Страдающие от голода крестьянки снесли и ссыпали в общую землянку до последнего зернышка всё у кого что сохранилось после бегства. За телятами от коров, заблаговременно уведенных от немцев в лес, был установлен строжайший уход. Люди голодали, но не резали общественного скота. Рискуя поплатиться жизнью, мальчишки ходили на старые пепелища и в углях пожарища выкапывали посиневшие от жара плуги. К наиболее сохранившимся из них приделали деревянные ручки. Из мешковины мастерили ярма, чтобы с весны начать пахать на коровах. Бабьи бригады ловили по нарядам в озерах рыбу, и ею всю зиму питалась деревня.
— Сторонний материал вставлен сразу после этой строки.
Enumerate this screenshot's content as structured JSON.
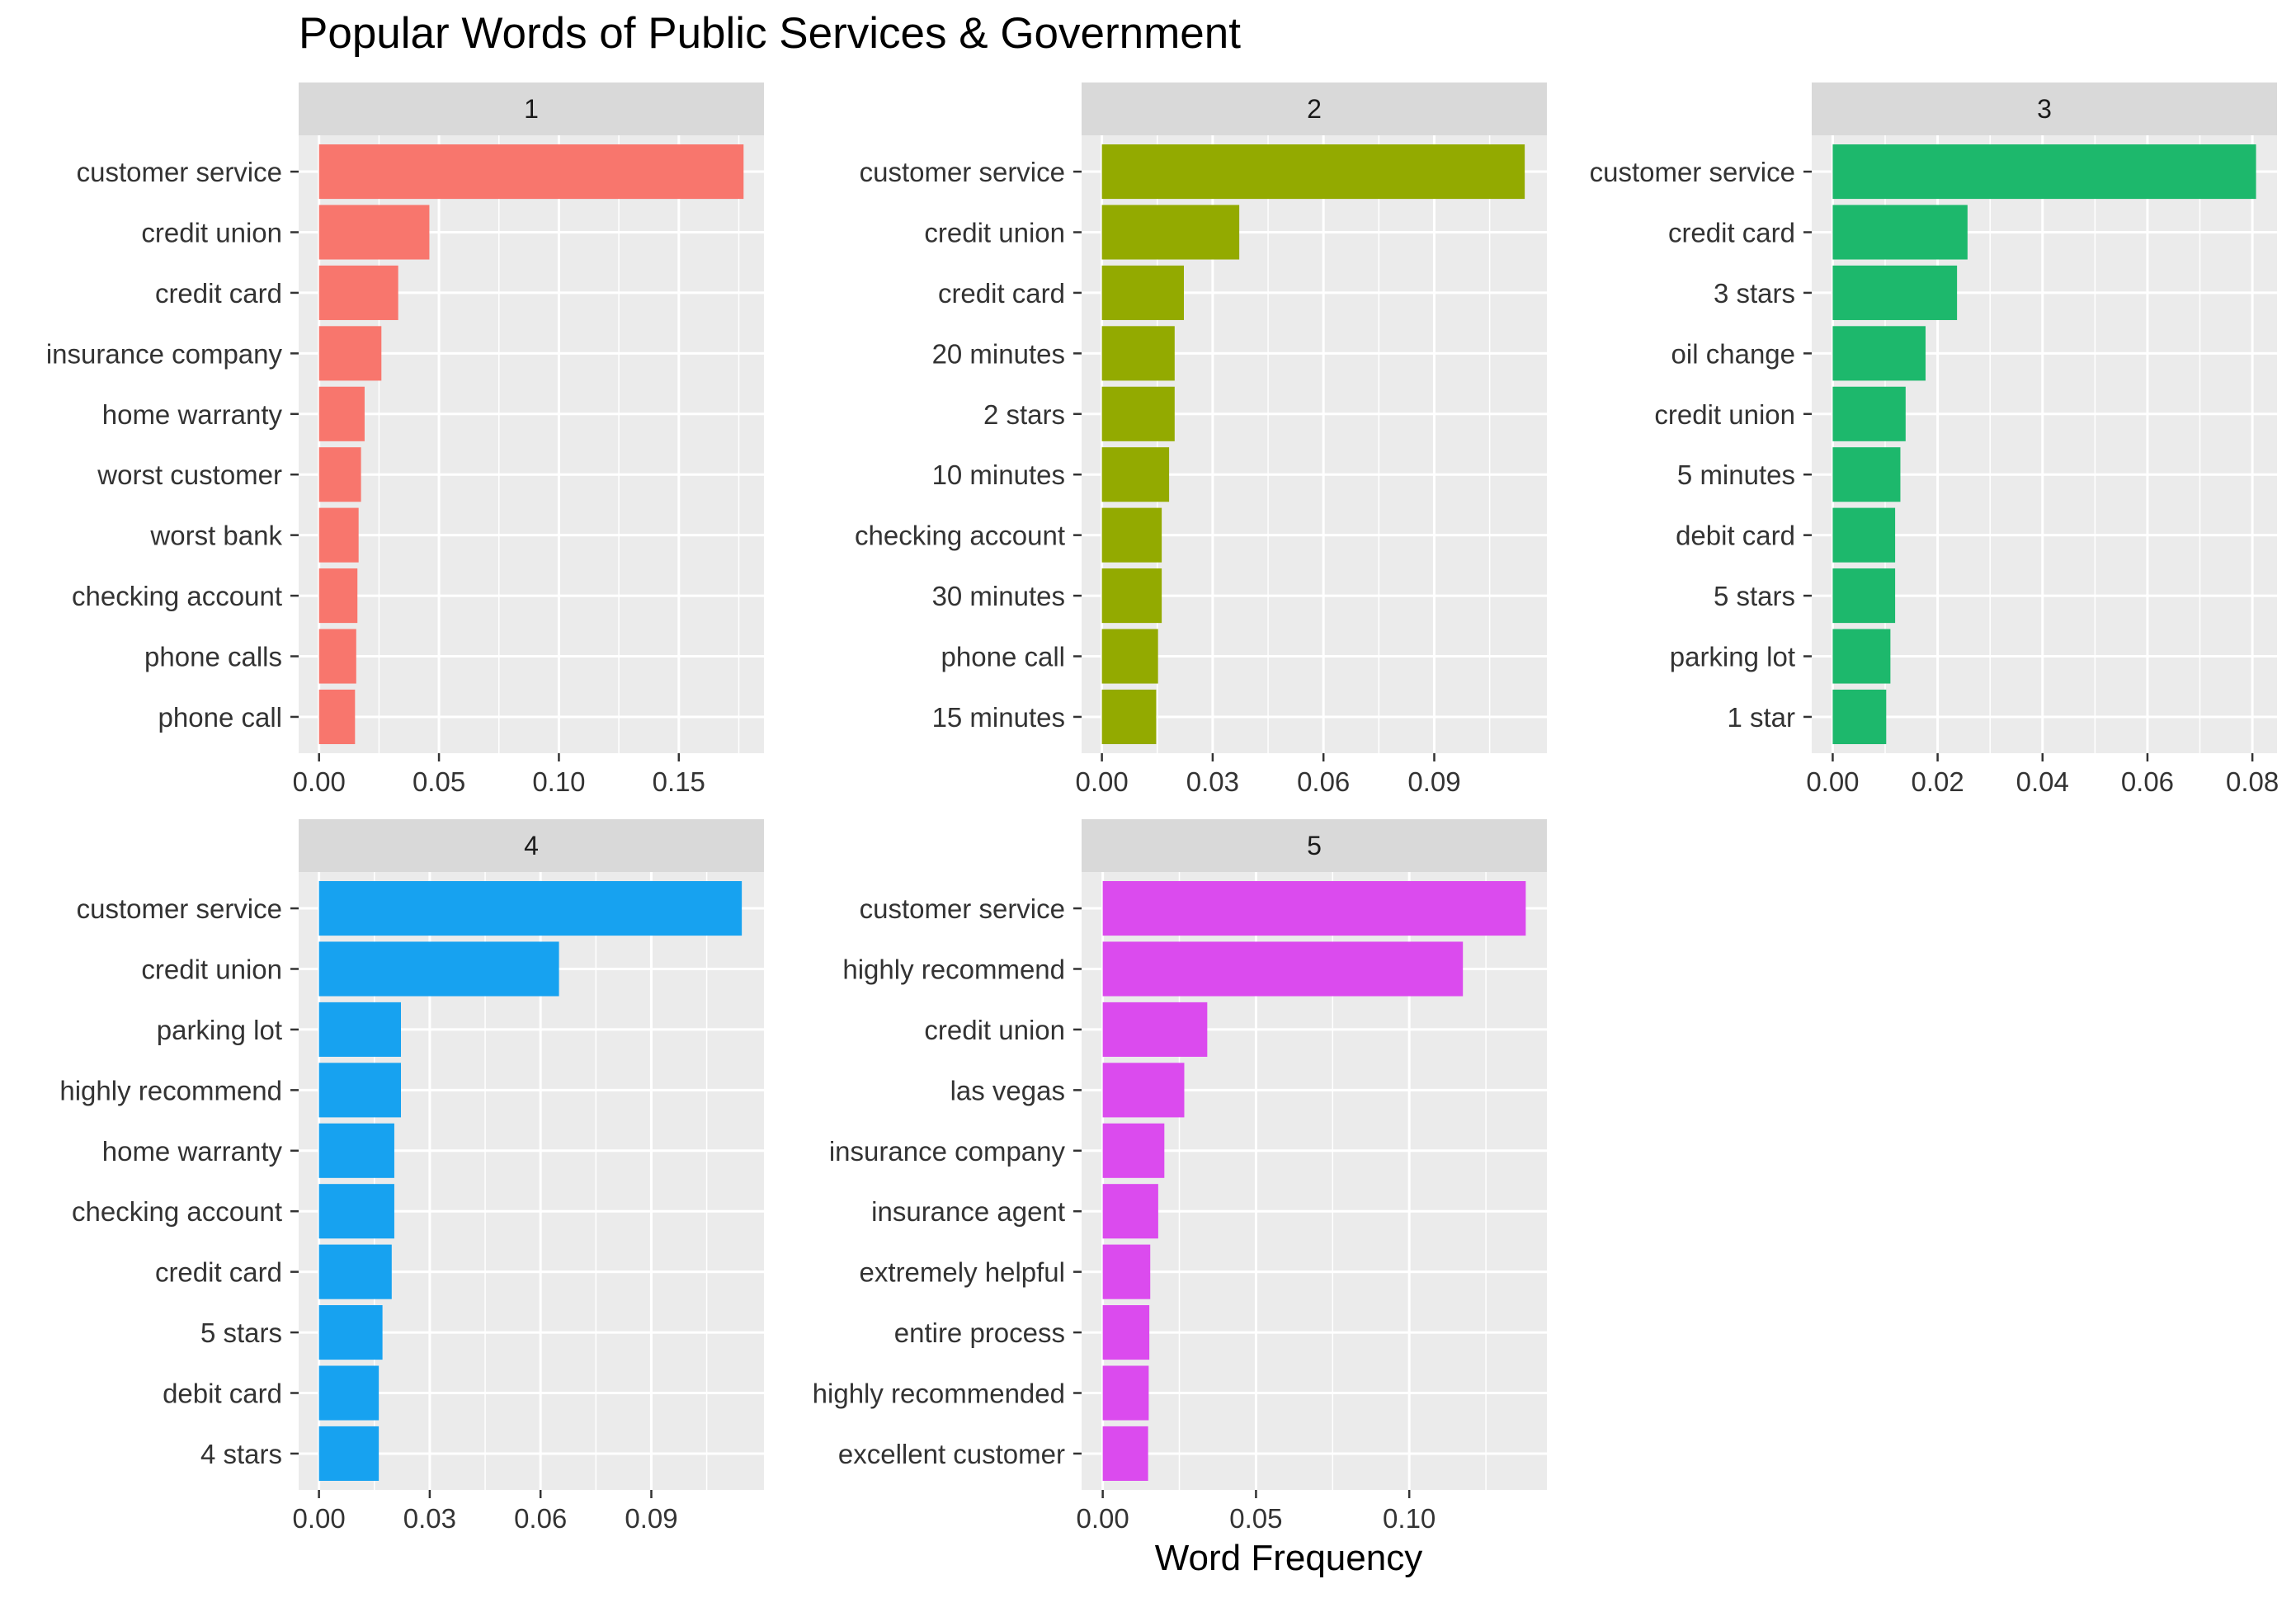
{
  "chart_data": {
    "type": "bar",
    "orientation": "horizontal",
    "title": "Popular Words of Public Services & Government",
    "xlabel": "Word Frequency",
    "ylabel": "",
    "grid": true,
    "legend": "none",
    "panels": [
      {
        "strip": "1",
        "color": "#F8766D",
        "xlim": [
          -0.0085,
          0.1855
        ],
        "ticks": [
          0,
          0.05,
          0.1,
          0.15
        ],
        "tick_labels": [
          "0.00",
          "0.05",
          "0.10",
          "0.15"
        ],
        "minor_ticks": [
          0.025,
          0.075,
          0.125,
          0.175
        ],
        "categories": [
          "customer service",
          "credit union",
          "credit card",
          "insurance company",
          "home warranty",
          "worst customer",
          "worst bank",
          "checking account",
          "phone calls",
          "phone call"
        ],
        "values": [
          0.177,
          0.046,
          0.033,
          0.026,
          0.019,
          0.0175,
          0.0165,
          0.016,
          0.0155,
          0.015
        ]
      },
      {
        "strip": "2",
        "color": "#93AA00",
        "xlim": [
          -0.0055,
          0.1205
        ],
        "ticks": [
          0,
          0.03,
          0.06,
          0.09
        ],
        "tick_labels": [
          "0.00",
          "0.03",
          "0.06",
          "0.09"
        ],
        "minor_ticks": [
          0.015,
          0.045,
          0.075,
          0.105
        ],
        "categories": [
          "customer service",
          "credit union",
          "credit card",
          "20 minutes",
          "2 stars",
          "10 minutes",
          "checking account",
          "30 minutes",
          "phone call",
          "15 minutes"
        ],
        "values": [
          0.1145,
          0.0372,
          0.0222,
          0.0197,
          0.0197,
          0.0182,
          0.0162,
          0.0162,
          0.0152,
          0.0147
        ]
      },
      {
        "strip": "3",
        "color": "#1DB86C",
        "xlim": [
          -0.004,
          0.0847
        ],
        "ticks": [
          0,
          0.02,
          0.04,
          0.06,
          0.08
        ],
        "tick_labels": [
          "0.00",
          "0.02",
          "0.04",
          "0.06",
          "0.08"
        ],
        "minor_ticks": [
          0.01,
          0.03,
          0.05,
          0.07
        ],
        "categories": [
          "customer service",
          "credit card",
          "3 stars",
          "oil change",
          "credit union",
          "5 minutes",
          "debit card",
          "5 stars",
          "parking lot",
          "1 star"
        ],
        "values": [
          0.0807,
          0.0257,
          0.0237,
          0.0177,
          0.0139,
          0.0129,
          0.0119,
          0.0119,
          0.011,
          0.0102
        ]
      },
      {
        "strip": "4",
        "color": "#17A2F0",
        "xlim": [
          -0.0055,
          0.1205
        ],
        "ticks": [
          0,
          0.03,
          0.06,
          0.09
        ],
        "tick_labels": [
          "0.00",
          "0.03",
          "0.06",
          "0.09"
        ],
        "minor_ticks": [
          0.015,
          0.045,
          0.075,
          0.105
        ],
        "categories": [
          "customer service",
          "credit union",
          "parking lot",
          "highly recommend",
          "home warranty",
          "checking account",
          "credit card",
          "5 stars",
          "debit card",
          "4 stars"
        ],
        "values": [
          0.1145,
          0.065,
          0.0222,
          0.0222,
          0.0204,
          0.0204,
          0.0197,
          0.0172,
          0.0162,
          0.0162
        ]
      },
      {
        "strip": "5",
        "color": "#DB4BEE",
        "xlim": [
          -0.0069,
          0.1449
        ],
        "ticks": [
          0,
          0.05,
          0.1
        ],
        "tick_labels": [
          "0.00",
          "0.05",
          "0.10"
        ],
        "minor_ticks": [
          0.025,
          0.075,
          0.125
        ],
        "categories": [
          "customer service",
          "highly recommend",
          "credit union",
          "las vegas",
          "insurance company",
          "insurance agent",
          "extremely helpful",
          "entire process",
          "highly recommended",
          "excellent customer"
        ],
        "values": [
          0.138,
          0.1175,
          0.0341,
          0.0266,
          0.0201,
          0.0181,
          0.0155,
          0.0152,
          0.015,
          0.0148
        ]
      }
    ]
  }
}
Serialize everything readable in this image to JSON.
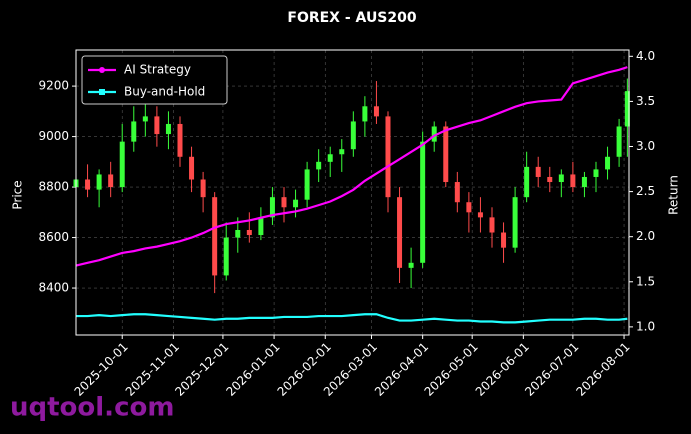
{
  "chart_data": {
    "type": "candlestick",
    "title": "FOREX - AUS200",
    "ylabel": "Price",
    "y2label": "Return",
    "watermark": "uqtool.com",
    "x": [
      "2025-09-03",
      "2025-09-10",
      "2025-09-17",
      "2025-09-24",
      "2025-10-01",
      "2025-10-08",
      "2025-10-15",
      "2025-10-22",
      "2025-10-29",
      "2025-11-05",
      "2025-11-12",
      "2025-11-19",
      "2025-11-26",
      "2025-12-03",
      "2025-12-10",
      "2025-12-17",
      "2025-12-24",
      "2025-12-31",
      "2026-01-07",
      "2026-01-14",
      "2026-01-21",
      "2026-01-28",
      "2026-02-04",
      "2026-02-11",
      "2026-02-18",
      "2026-02-25",
      "2026-03-04",
      "2026-03-11",
      "2026-03-18",
      "2026-03-25",
      "2026-04-01",
      "2026-04-08",
      "2026-04-15",
      "2026-04-22",
      "2026-04-29",
      "2026-05-06",
      "2026-05-13",
      "2026-05-20",
      "2026-05-27",
      "2026-06-03",
      "2026-06-10",
      "2026-06-17",
      "2026-06-24",
      "2026-07-01",
      "2026-07-08",
      "2026-07-15",
      "2026-07-22",
      "2026-07-29",
      "2026-08-03"
    ],
    "open": [
      8800,
      8830,
      8790,
      8850,
      8800,
      8980,
      9060,
      9080,
      9010,
      9050,
      8920,
      8830,
      8760,
      8450,
      8600,
      8630,
      8610,
      8680,
      8760,
      8720,
      8750,
      8870,
      8900,
      8930,
      8950,
      9060,
      9120,
      9080,
      8760,
      8480,
      8500,
      8980,
      9040,
      8820,
      8740,
      8700,
      8680,
      8620,
      8560,
      8760,
      8880,
      8840,
      8820,
      8850,
      8800,
      8840,
      8870,
      8920,
      9040
    ],
    "high": [
      8880,
      8890,
      8870,
      8900,
      9050,
      9120,
      9160,
      9120,
      9100,
      9080,
      8960,
      8860,
      8780,
      8660,
      8680,
      8700,
      8720,
      8800,
      8800,
      8790,
      8900,
      8950,
      8960,
      8990,
      9100,
      9160,
      9220,
      9100,
      8800,
      8560,
      9020,
      9060,
      9060,
      8860,
      8780,
      8760,
      8720,
      8660,
      8800,
      8940,
      8920,
      8880,
      8870,
      8900,
      8860,
      8900,
      8960,
      9070,
      9230
    ],
    "low": [
      8740,
      8760,
      8720,
      8760,
      8780,
      8940,
      9000,
      8960,
      8950,
      8880,
      8780,
      8700,
      8380,
      8430,
      8540,
      8580,
      8590,
      8650,
      8660,
      8680,
      8720,
      8820,
      8840,
      8860,
      8920,
      9000,
      9050,
      8700,
      8420,
      8400,
      8480,
      8940,
      8800,
      8700,
      8620,
      8620,
      8560,
      8500,
      8540,
      8740,
      8800,
      8780,
      8760,
      8780,
      8760,
      8780,
      8830,
      8880,
      8920
    ],
    "close": [
      8830,
      8790,
      8850,
      8800,
      8980,
      9060,
      9080,
      9010,
      9050,
      8920,
      8830,
      8760,
      8450,
      8600,
      8630,
      8610,
      8680,
      8760,
      8720,
      8750,
      8870,
      8900,
      8930,
      8950,
      9060,
      9120,
      9080,
      8760,
      8480,
      8500,
      8980,
      9040,
      8820,
      8740,
      8700,
      8680,
      8620,
      8560,
      8760,
      8880,
      8840,
      8820,
      8850,
      8800,
      8840,
      8870,
      8920,
      9040,
      9180
    ],
    "up_color": "#39ff3a",
    "down_color": "#ff4b4b",
    "series": [
      {
        "name": "AI Strategy",
        "color": "#ff00ff",
        "axis": "y2",
        "values": [
          1.68,
          1.71,
          1.74,
          1.78,
          1.82,
          1.84,
          1.87,
          1.89,
          1.92,
          1.95,
          1.99,
          2.04,
          2.1,
          2.14,
          2.16,
          2.18,
          2.21,
          2.24,
          2.26,
          2.28,
          2.31,
          2.35,
          2.39,
          2.45,
          2.52,
          2.62,
          2.7,
          2.78,
          2.86,
          2.94,
          3.02,
          3.12,
          3.18,
          3.22,
          3.26,
          3.29,
          3.34,
          3.39,
          3.44,
          3.48,
          3.5,
          3.51,
          3.52,
          3.7,
          3.74,
          3.78,
          3.82,
          3.85,
          3.88
        ]
      },
      {
        "name": "Buy-and-Hold",
        "color": "#22ffff",
        "axis": "y2",
        "values": [
          1.12,
          1.12,
          1.13,
          1.12,
          1.13,
          1.14,
          1.14,
          1.13,
          1.12,
          1.11,
          1.1,
          1.09,
          1.08,
          1.09,
          1.09,
          1.1,
          1.1,
          1.1,
          1.11,
          1.11,
          1.11,
          1.12,
          1.12,
          1.12,
          1.13,
          1.14,
          1.14,
          1.1,
          1.07,
          1.07,
          1.08,
          1.09,
          1.08,
          1.07,
          1.07,
          1.06,
          1.06,
          1.05,
          1.05,
          1.06,
          1.07,
          1.08,
          1.08,
          1.08,
          1.09,
          1.09,
          1.08,
          1.08,
          1.09
        ]
      }
    ],
    "xlim": [
      "2025-09-03",
      "2026-08-04"
    ],
    "xticks": [
      "2025-10-01",
      "2025-11-01",
      "2025-12-01",
      "2026-01-01",
      "2026-02-01",
      "2026-03-01",
      "2026-04-01",
      "2026-05-01",
      "2026-06-01",
      "2026-07-01",
      "2026-08-01"
    ],
    "ylim": [
      8214,
      9343
    ],
    "yticks": [
      8400,
      8600,
      8800,
      9000,
      9200
    ],
    "y2lim": [
      0.91,
      4.07
    ],
    "y2ticks": [
      {
        "value": 1,
        "label": "1.0"
      },
      1.5,
      {
        "value": 2,
        "label": "2.0"
      },
      2.5,
      {
        "value": 3,
        "label": "3.0"
      },
      3.5,
      {
        "value": 4,
        "label": "4.0"
      }
    ],
    "grid": true,
    "legend": "upper left"
  }
}
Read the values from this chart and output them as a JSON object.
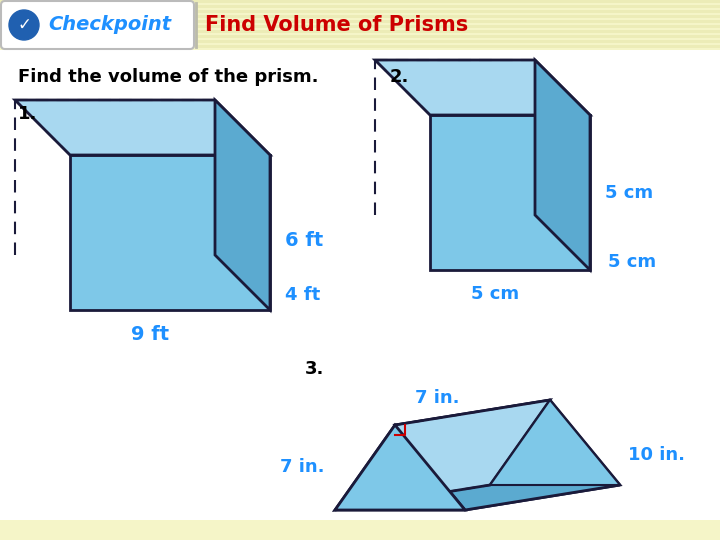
{
  "bg_color": "#FFFFFF",
  "header_bg": "#F5F5C8",
  "title_text": "Find Volume of Prisms",
  "title_color": "#CC0000",
  "checkpoint_text": "Checkpoint",
  "checkpoint_color": "#1E90FF",
  "checkpoint_circle_color": "#2060B0",
  "instruction_text": "Find the volume of the prism.",
  "label_color": "#1E90FF",
  "prism_face_color": "#7EC8E8",
  "prism_top_color": "#A8D8F0",
  "prism_side_color": "#5BAAD0",
  "prism_edge_color": "#1A1A3A",
  "header_stripe_color": "#E8E8B0",
  "footer_stripe_color": "#E8E8B0"
}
Хоть дед Михайла и ворчал на «своих баб» и зажимал уши, когда они затевали у него в землянке злые и длинные ссоры из-за каких-нибудь мало понятных Алексею хозяйственных дел, хотя и орал иной раз на них выведенный из себя дед своим фальцетом, он умел их ценить и, пользуясь покладистостью своего молчаливого слушателя, не раз принимался до небес превозносить «женское отродье»:
– Ведь ты смотри, Алеха, друг ты мой любезный, что получилось. Баба – она от веку веков за кусок обеими руками держится. А? Не так? А почему? Скупа? Нет, потому что ей дорог кусок-то, детей-то ведь она кормит, семью-то, что там ни говори, она, баба, ведет. Теперь посмотри, какое дело. Живем мы, сам видишь, как: крохи считаем. Ага, голод! А тут, значит, было это в январе, нагрянули к нам партизаны, и не наши деревенские, нет – наши-то где-то, слышь, под Оленином воюют, – а чужие, с чугунки какие-то. Ладно. Нагрянули. «С голоду помираем». И, что же думаешь, на следующий день бабешки им полные сумки напихали. А у самих-то детишки вон пухлые, на ноги не поднимаются. А? Не так?.. То-то вот и оно! Кабы я был какой командир, я бы, как немцев мы прогоним, собрал бы лучшие свои войска и вывел бы наперед бабу и велел бы всем моим войскам, значит, перед ней, перед бабой русской, маршировать и честь ей отдавать, бабе-то!..
Алексей сладко дремал под старческую болтовню. Иногда, слушая старика, хотелось ему достать из кармана гимнастерки письма, фотографию девушки и показать их ему, да руки не поднимались, так был слаб. Но, когда дед Михайла принимался нахваливать своих баб, казалось Алексею, что чувствует он тепло этих писем через сукно гимнастерки.